–Да.
Глумский хмурится.
– Здоровая железяка. Ладно, поперек приторочим, к луке, - решает он. Если потребуется, расстегни баранчик, понял? Запасные короба возьми в сидор, за плечи. И смотри не побей жеребцу спину.
– А себе? - спрашиваю я.
Но председатель только хмыкает. Мол, на моей спине не репу сеять. Заживет.
– Начинает признавать! - ворчит председатель, взнуздывая жеребца. Сначала все по Горелому скучал. Он его баловал, Горелый. Белым хлебцем, сахарком баловал... У детишек сахарку не было, а у Справного был.

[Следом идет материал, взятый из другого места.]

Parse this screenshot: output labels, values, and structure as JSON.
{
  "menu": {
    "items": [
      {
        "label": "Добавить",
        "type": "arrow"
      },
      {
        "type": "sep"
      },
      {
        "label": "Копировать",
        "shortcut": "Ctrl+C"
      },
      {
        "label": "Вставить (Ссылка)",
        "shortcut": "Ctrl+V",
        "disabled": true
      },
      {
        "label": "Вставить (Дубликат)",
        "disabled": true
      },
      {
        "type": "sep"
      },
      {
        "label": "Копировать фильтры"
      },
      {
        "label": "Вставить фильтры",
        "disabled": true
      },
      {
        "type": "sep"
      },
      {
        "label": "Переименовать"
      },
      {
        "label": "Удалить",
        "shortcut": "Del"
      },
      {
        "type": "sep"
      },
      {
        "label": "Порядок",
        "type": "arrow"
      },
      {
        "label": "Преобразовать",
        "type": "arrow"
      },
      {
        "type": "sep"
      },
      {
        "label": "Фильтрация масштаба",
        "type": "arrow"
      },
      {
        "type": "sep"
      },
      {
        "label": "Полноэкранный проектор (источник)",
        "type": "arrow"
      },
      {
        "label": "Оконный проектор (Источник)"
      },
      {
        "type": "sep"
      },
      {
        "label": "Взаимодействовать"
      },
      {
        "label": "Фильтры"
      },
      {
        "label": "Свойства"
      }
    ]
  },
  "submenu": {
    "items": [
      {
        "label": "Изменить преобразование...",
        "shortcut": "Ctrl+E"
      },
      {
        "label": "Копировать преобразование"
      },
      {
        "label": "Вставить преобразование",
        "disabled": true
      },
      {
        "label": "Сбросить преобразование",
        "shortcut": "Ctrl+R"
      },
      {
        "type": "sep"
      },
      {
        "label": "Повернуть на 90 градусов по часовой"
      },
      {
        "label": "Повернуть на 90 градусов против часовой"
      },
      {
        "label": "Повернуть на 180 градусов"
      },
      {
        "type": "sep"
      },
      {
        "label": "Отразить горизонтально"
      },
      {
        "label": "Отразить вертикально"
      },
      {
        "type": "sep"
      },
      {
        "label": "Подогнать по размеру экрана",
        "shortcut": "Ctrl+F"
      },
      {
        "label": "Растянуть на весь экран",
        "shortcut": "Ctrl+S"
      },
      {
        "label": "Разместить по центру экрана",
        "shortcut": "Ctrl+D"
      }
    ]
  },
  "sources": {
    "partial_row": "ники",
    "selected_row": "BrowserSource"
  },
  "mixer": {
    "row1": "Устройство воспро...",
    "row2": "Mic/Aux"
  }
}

Вот как: любил он животных, Горелый. Милая черта.
В самом деле, ведь лошадь Абросимова он отпустил, даже вожжи были аккуратно привязаны к кузову брички, чтобы не запуталась коняга.
– Ну, гореловский выкормыш, - говорю я, ухватывая поводья. - У меня сахару для тебя нет!
– За Горелого его не вини, - сердится Глумский, -Ну, помнит он его, помнит. Чем тварь виновата, что привязывается к человеку? Такое ее назначение.
Мы приторочиваем пулемет к седлу. Легкий скрип мокрого песка на дорожке заставляет меня резко обернуться.
Крот!.. На нем тяжелые немецкие сапоги с подковками и короткими голенищами, оставляющие фигурные отпечатки на влажной земле, подшитые кожей галифе, старый, аккуратно залатанный жупан и казацкая папаха. По-парадному вырядился!
– Чего?- спрашивает Глумский, загораживая спиной жеребца.
У Крота, все знают в селе, 'тяжелый' глаз.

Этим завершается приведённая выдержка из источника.